Il ne montait pas à la chambre, condamnée après que comme une bête il eut gît  et geint dans les draps glacés de Momo. Pleurant et balbutiant. Se frappant le haut du crâne contre le poirier noirci de la tête du lit. Seulement tiré de sa prostration le lendemain par le Cousin qui l’emmena avec d’infinies précautions au chevet de sa mère terrassée.

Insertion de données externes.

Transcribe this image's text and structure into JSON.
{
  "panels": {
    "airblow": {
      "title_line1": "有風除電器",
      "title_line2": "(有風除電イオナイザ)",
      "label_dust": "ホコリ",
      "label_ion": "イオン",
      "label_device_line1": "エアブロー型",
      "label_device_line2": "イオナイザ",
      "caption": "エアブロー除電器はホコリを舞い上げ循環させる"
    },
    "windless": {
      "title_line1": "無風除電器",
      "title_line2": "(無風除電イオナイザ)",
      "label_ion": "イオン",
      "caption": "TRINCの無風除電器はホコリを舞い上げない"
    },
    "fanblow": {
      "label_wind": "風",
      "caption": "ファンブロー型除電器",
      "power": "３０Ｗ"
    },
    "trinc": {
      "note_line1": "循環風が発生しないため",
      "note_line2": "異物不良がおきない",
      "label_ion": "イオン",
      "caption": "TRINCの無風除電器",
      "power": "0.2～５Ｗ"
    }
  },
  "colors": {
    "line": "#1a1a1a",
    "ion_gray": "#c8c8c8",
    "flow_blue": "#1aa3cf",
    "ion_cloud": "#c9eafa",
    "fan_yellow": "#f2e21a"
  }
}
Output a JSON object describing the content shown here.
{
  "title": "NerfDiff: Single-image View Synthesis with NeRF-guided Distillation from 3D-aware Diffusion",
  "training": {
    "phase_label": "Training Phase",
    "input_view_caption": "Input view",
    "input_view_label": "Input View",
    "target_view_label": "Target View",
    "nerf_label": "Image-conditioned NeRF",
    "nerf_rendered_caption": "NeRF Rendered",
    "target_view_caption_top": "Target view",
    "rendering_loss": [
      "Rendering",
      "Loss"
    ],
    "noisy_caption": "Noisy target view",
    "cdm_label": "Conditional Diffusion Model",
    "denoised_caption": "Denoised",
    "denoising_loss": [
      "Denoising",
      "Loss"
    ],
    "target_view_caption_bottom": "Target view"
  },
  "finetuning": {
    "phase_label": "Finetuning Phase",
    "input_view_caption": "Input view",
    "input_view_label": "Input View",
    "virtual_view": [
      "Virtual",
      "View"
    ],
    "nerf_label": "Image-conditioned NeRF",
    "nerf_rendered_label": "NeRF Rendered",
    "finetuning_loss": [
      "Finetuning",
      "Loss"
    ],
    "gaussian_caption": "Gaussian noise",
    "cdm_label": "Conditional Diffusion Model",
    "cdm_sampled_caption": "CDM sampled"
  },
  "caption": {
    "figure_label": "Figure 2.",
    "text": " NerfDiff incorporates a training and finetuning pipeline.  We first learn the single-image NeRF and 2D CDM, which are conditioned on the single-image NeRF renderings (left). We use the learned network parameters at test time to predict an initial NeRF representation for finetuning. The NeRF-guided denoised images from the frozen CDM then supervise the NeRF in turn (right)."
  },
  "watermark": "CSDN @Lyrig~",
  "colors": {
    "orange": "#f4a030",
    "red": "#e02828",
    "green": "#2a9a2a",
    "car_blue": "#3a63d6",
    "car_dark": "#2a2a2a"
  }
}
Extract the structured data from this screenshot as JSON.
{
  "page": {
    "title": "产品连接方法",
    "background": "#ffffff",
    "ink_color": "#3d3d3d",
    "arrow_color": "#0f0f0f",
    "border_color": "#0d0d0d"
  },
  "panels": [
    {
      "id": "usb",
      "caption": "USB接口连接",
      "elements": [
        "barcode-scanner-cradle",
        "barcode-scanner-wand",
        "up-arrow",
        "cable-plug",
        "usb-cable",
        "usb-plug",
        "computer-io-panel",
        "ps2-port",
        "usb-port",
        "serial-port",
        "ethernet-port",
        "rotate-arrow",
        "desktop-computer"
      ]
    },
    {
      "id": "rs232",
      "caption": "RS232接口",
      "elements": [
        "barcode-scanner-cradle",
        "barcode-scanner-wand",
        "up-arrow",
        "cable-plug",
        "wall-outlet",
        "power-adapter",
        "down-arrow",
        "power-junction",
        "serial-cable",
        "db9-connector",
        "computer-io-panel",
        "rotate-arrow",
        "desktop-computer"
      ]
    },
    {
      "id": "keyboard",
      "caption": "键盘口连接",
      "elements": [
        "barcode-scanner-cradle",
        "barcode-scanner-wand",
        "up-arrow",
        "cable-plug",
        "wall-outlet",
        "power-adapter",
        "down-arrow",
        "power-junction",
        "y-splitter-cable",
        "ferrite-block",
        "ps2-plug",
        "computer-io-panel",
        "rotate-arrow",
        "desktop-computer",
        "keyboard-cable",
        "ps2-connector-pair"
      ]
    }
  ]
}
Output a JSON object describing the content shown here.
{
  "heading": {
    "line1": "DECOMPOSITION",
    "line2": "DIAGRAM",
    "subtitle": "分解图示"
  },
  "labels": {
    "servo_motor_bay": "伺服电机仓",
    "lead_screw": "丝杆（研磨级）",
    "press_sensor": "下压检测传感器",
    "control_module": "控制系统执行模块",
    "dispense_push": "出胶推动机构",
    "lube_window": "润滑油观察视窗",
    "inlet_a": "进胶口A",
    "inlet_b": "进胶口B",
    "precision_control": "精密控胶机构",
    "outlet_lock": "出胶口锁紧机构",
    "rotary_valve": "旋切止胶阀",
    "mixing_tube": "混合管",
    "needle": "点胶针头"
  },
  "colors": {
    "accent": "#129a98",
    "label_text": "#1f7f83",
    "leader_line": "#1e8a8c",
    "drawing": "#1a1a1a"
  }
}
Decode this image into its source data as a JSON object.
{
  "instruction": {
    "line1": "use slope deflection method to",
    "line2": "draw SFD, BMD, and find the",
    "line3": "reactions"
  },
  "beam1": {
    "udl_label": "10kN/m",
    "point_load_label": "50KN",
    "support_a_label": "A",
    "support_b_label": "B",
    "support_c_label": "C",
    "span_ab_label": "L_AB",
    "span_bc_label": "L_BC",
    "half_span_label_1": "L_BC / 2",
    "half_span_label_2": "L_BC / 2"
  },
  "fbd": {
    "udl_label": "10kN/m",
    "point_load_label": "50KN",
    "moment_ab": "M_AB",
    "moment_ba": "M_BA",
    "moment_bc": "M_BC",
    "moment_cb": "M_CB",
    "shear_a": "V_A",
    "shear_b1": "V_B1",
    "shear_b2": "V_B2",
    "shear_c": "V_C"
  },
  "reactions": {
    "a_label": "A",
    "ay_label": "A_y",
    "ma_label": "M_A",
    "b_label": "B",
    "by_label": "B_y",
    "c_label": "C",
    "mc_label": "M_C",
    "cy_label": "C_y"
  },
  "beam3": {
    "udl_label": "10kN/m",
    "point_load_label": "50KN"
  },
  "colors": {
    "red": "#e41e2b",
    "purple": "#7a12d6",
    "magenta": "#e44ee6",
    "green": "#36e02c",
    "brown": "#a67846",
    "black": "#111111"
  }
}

     Avec le Printemps, la situation s’améliorait sensiblement. La campagne nourricière déversa chichement  un fluide aux saveurs oubliées dans les veines anémiées de la ville. Même si le rationnement ne semblait pas devoir connaître de terme.  Madame Guillard parlait un peu de ce qui se passait en ville, les magasins, les cinémas, le tramway, comme si rien ne s’était produit.  Jean contemplait sa voisine soulagée et apparemment oublieuse de la période noire. Elle avait perdu des siens, il le savait. Mais elle semblait si énergique, si volontaire, à son âge. Il ne comprenait pas, lui dont le monde s’était réduit à cette maison hantée encore du parfum depuis longtemps évanoui de sa mère, aussi persistant que l’odeur de Vanille de chez LU au pied du château. Ah, ce pauvre Monsieur Jost, le sourire fait homme. Tous ses compagnons d’infortune. Comment oublier ce cortège de meurtres. Ce flot de sang qui teintait la Loire pour encore longtemps. 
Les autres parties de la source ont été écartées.